Seminar Ketahanan Keluarga MUI, Buya Amirsyah: Perkuat Keluarga dengan Dzikir
A FAHRUR ROZI
Penulis
Turut Hadir dalam Acara tersebut Ketua MUI Bidang PRK, Prof Amany Lubis, Ketua KPRK, Siti Ma’rifah, dan Sekretaris KPRK, Aryana Wahida.
Dalam ceramahnya, Buya Amirsyah mengingatkan untuk senantiasa berdzikir dalam menghadapi segala tekanan dalam keluarga. Ketahanan keluarga dapat dilihat melalui cara keluarga untuk beradaptasi di tengah berbagai kondisi yang bergerak secara dinamis.
“Kalau kita menghadapi tekanan/depresi kita zikir saja, dengan dzikrullah hati menjadi tenang. Ala bidzikrillah tathmainnul qulub, KPRK sebagai motor perlu mengingatkan keluarga-keluarga kita.” ungkapnya kegiatan bertema “Ketahanan Keluarga dalam Membangun Peradaban”.

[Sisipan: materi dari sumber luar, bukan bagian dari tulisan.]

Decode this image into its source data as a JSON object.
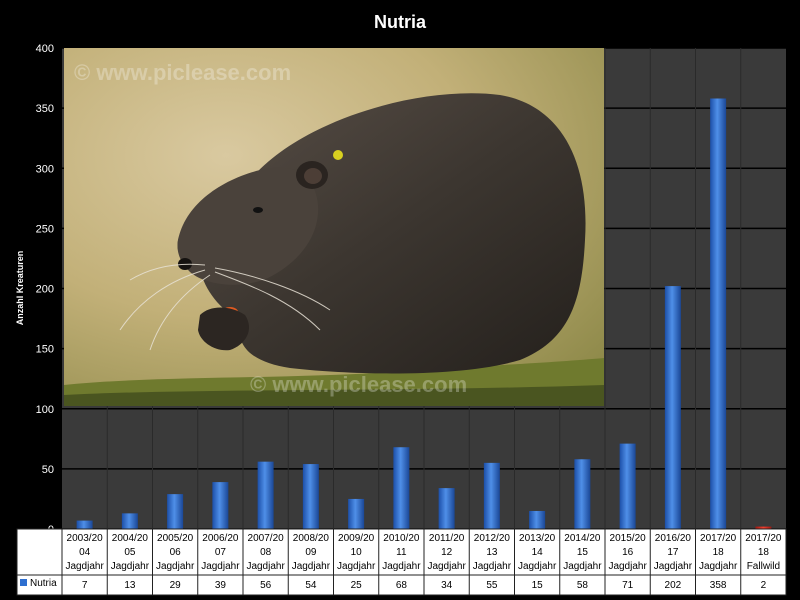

Terkait ketahanan keluarga, Sekjen mengkhawatirkan kondisi saat ini di mana orang rentan terkena gangguan jiwa. Faktanya 1 dari 10 orang di Indonesia mengalami gangguan jiwa. Deteksi dini gangguan jiwa di Indonesia masih sangat lemah.
Menurutnya, hal ini karena kurangnya kemampuan untuk mendeteksi gangguan jiwa dari awal. Faktornya pun beragam. Boleh jadi ini disebabkan kekuatan iman kita tidak cukup untuk menolak tekanan yang terjadi di tengah keluarga dan Masyarakat, terlebih di tahun politik.

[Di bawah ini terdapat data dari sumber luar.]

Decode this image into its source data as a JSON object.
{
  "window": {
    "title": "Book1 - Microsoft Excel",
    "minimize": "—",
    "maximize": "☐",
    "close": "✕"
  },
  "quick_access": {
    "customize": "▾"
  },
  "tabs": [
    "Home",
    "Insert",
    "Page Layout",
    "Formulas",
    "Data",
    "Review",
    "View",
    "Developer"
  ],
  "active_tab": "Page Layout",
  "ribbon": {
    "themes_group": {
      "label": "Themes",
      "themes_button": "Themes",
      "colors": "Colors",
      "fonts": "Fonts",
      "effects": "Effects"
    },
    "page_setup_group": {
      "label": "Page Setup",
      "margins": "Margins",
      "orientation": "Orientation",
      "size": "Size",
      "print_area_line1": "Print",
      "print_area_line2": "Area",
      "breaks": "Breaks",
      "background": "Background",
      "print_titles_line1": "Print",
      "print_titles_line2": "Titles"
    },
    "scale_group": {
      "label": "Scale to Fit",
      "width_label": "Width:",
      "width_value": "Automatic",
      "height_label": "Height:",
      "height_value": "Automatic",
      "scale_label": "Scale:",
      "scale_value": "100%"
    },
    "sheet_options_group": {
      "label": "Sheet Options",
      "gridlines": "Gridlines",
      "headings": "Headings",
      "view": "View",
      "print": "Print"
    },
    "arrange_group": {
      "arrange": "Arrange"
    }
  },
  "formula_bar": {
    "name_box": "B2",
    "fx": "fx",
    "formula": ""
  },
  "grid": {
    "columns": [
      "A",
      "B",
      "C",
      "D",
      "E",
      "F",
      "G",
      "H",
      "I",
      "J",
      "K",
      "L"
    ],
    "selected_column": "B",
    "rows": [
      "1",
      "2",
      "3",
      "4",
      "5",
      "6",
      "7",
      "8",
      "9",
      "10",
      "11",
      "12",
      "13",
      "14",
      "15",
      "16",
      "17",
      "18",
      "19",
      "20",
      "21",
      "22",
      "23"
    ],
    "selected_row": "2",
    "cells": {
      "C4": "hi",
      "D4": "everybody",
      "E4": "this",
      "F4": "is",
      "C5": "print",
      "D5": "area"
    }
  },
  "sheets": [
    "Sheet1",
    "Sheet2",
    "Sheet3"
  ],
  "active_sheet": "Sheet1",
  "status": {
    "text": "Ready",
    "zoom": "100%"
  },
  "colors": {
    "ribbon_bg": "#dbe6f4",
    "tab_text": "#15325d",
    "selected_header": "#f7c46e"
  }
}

"(Saya ingatkan) caleg itu harus berpikir optimis, berpikir masa depan, jangan berpikir masa lalu apalagi masa bodoh, kalau gagal jadikan sebagai pengalaman yang berharga,” kata Buya Amirsyah.
Buya Amirsyah pun mengajak untuk terus menciptakan kebahagian-kebahagian di dalam keluarga, menurutnya kebahagiaan biasa diciptakan dengan kebersamaan dan tidak harus dengan materi.